Methods which avoid or replace the use of animals

Before any animal research is approved, we ask whether animals are needed at all to properly answer the given scientific question.

The increasing sophistication of computer modelling, in vitro biochemistry, and research using cell and tissue culture methods means that a significant amount of data can be obtained without the use of live animals.

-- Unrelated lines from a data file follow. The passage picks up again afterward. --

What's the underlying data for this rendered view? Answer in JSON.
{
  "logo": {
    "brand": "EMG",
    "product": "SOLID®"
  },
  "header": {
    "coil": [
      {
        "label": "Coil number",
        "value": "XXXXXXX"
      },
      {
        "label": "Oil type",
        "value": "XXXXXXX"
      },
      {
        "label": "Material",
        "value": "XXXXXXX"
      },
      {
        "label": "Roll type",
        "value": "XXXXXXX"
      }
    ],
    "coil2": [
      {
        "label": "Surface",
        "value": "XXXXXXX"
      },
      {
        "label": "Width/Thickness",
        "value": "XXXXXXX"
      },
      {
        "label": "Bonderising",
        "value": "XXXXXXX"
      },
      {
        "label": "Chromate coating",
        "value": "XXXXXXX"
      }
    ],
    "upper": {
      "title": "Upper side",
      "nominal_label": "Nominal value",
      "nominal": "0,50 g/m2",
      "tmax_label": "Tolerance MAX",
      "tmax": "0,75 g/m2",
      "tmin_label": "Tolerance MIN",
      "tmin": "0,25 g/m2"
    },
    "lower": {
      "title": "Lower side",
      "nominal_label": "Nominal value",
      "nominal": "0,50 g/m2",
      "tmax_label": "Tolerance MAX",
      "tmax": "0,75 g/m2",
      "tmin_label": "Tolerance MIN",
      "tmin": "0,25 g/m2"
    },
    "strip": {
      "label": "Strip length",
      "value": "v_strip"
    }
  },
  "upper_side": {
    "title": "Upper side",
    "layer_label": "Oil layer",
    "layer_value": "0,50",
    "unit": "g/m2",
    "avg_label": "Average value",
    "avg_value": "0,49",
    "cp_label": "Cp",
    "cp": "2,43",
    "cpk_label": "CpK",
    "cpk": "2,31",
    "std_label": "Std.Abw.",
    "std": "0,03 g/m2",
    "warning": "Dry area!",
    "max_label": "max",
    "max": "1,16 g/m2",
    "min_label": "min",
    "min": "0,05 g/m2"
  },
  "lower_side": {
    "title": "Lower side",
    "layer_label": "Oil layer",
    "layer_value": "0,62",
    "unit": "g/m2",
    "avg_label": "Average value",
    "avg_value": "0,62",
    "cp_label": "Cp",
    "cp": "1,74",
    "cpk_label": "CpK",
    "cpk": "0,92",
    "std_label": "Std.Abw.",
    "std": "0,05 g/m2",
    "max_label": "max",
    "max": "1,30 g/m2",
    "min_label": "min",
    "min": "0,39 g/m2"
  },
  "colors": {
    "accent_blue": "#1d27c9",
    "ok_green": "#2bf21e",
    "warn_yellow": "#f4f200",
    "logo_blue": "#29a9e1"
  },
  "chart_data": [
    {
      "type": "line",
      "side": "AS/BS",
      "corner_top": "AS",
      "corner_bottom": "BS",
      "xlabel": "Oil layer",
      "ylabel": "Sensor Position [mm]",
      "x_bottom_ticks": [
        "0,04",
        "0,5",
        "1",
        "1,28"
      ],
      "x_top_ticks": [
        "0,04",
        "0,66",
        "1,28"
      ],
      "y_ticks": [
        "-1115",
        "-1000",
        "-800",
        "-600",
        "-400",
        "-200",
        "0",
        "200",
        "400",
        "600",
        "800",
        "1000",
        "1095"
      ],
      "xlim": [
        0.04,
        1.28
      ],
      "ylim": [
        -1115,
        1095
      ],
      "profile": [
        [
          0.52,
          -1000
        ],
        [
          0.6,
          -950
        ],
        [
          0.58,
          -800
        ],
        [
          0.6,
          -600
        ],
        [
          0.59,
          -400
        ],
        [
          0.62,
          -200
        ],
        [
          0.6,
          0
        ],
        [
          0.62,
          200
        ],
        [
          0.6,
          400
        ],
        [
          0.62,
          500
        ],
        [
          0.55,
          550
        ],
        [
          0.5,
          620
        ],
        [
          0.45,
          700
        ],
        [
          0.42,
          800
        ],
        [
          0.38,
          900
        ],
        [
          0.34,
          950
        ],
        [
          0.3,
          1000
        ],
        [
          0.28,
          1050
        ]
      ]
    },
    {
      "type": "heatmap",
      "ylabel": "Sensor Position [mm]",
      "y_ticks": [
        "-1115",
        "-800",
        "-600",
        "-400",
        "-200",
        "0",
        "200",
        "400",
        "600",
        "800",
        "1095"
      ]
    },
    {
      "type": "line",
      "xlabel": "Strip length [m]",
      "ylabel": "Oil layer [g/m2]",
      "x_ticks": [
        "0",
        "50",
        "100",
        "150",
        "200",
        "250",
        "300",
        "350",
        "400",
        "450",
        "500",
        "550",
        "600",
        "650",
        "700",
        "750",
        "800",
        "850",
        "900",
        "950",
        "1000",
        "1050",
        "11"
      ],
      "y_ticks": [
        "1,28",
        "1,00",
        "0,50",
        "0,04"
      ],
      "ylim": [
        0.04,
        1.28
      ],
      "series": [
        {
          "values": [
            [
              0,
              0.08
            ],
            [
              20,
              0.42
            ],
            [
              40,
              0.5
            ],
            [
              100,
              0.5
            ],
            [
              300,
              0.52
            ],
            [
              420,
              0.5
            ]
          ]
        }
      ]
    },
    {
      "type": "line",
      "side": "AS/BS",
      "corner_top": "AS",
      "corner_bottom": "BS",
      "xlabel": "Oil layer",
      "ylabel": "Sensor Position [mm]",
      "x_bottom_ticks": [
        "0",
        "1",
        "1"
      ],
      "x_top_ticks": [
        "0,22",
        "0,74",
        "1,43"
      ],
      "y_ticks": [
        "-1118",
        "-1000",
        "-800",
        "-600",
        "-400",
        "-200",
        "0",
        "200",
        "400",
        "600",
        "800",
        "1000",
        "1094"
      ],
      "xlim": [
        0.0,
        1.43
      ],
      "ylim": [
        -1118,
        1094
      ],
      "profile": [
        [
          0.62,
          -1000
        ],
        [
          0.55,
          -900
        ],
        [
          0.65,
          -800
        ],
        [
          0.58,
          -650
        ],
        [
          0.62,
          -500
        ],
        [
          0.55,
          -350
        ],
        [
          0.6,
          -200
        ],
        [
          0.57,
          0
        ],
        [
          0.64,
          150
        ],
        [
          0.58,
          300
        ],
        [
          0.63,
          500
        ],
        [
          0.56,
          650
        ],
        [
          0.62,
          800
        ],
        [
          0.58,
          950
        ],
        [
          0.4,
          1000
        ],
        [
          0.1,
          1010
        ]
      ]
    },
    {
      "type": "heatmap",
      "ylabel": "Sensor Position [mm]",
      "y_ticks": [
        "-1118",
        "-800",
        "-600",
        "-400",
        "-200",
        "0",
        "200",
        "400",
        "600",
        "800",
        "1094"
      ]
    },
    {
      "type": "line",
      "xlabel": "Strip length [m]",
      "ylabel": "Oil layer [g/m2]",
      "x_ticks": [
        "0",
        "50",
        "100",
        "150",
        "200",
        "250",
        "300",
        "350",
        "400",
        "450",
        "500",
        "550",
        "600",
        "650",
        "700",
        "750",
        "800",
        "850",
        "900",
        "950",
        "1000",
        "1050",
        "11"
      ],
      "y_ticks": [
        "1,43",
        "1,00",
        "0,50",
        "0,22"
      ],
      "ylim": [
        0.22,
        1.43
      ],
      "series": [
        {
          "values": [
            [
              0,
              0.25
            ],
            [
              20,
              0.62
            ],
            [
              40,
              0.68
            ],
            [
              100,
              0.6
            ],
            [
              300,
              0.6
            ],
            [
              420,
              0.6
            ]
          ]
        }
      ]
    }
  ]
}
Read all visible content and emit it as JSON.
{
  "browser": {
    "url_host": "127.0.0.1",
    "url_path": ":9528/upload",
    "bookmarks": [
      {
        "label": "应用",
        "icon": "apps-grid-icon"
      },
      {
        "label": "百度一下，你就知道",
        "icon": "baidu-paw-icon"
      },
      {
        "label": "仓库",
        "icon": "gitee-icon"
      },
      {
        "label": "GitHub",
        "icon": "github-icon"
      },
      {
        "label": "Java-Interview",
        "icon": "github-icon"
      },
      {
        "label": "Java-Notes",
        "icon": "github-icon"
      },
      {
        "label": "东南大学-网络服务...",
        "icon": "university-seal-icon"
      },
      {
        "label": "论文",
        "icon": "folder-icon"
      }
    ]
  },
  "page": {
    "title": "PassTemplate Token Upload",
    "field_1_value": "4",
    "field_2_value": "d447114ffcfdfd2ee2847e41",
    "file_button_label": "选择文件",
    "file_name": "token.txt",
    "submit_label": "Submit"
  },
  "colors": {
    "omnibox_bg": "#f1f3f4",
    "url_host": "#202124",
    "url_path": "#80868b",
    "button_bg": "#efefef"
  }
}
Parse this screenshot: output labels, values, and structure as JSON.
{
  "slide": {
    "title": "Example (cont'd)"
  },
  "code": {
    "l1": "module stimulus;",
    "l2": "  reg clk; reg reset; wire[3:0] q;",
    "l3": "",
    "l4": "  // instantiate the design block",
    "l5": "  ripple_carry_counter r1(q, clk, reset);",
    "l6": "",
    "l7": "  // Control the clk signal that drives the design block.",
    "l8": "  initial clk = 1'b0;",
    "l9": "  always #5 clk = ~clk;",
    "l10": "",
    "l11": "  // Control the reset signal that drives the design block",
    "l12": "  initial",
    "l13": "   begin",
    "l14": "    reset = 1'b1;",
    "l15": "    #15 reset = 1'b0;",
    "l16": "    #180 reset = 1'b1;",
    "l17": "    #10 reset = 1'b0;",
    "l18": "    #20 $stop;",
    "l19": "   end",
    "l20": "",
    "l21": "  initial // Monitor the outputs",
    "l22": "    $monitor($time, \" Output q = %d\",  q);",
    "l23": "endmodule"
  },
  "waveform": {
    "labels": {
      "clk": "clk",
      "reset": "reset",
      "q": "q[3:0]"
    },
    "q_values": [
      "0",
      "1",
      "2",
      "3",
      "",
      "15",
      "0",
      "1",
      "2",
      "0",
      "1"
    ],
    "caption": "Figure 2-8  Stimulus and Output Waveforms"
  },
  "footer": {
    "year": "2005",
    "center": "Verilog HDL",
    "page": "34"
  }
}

The use of regulated species can often then be limited to the later stages of a programme of work where it is important to confirm that findings from other systems hold true in a model closer to a live human being.

 

Examples

  • Immunology researchers at the Institute use tissue culture techniques to model key changes and cell differentiation events that occur in our lymph nodes during an immune response. This knowledge is important in understanding how to maximise vaccination response in older people. Recent work used T cells obtained from volunteer blood samples to show that ageing affects the development of immune cells that are critical for the generation of good quality antibodies.  By using tissue culture models, the researchers were able to determine the molecular mechanism of this age-associated change.
  • Research projects across our Epigenetics and Immunology research programmes are using donated human cells and tissues to: explore the factors important for human embryo implantation; learn more about human placental development; and analyse the immune response to covid vaccination.
  • The Institute’s researchers and bioinformatics specialists make extensive use of publicly available data for reanalysis in order to use this wealth of existing data to answer research questions without the need for repeating experiments, including those that involve animal research. In 2021, Institute researchers utilised high-throughput sequencing datasets from 146 separate studies, involving over 46TB of data. This re-analysis makes the most use of data generated by the global scientific community and saves Institute researchers from having to repeat experiments. Likewise, the Institute is committed to Open Science practices to ensure the maximum use and impact of our research.
  • Research at the Institute is using yeast, fruit flies, worms and cell culture to understand fundamental mechanisms of genetic and epigenetic regulation. Although processes such as ageing and dietary control are widely considered to be features of higher animals, these are largely governed by ancient biochemical pathways that existed in the earliest eukaryotes. We can therefore learn underlying principles of these critical processes by studying individual cells and simple organisms. Recent work using nematode words (C. elegans) has identified new genes that influence lifespan in C. elegans, some of which have equivalent genes in humans.
  • In our Signalling research programme, Drosophila (fruit flies) are being used to explore how cellular signalling pathways operate and how changes in signalling pathways contribute to the loss of tissue health that occur with age. Drosophila provide a great model system for this type of work, due to the short life cycle of the fly (2-3 months), the wealth of genetic information available about this system, and the relative ease of genetic modification compared to mice. Furthermore, most of the signalling pathways that maintain tissue health, and which influence the ageing process, in humans are conserved in flies.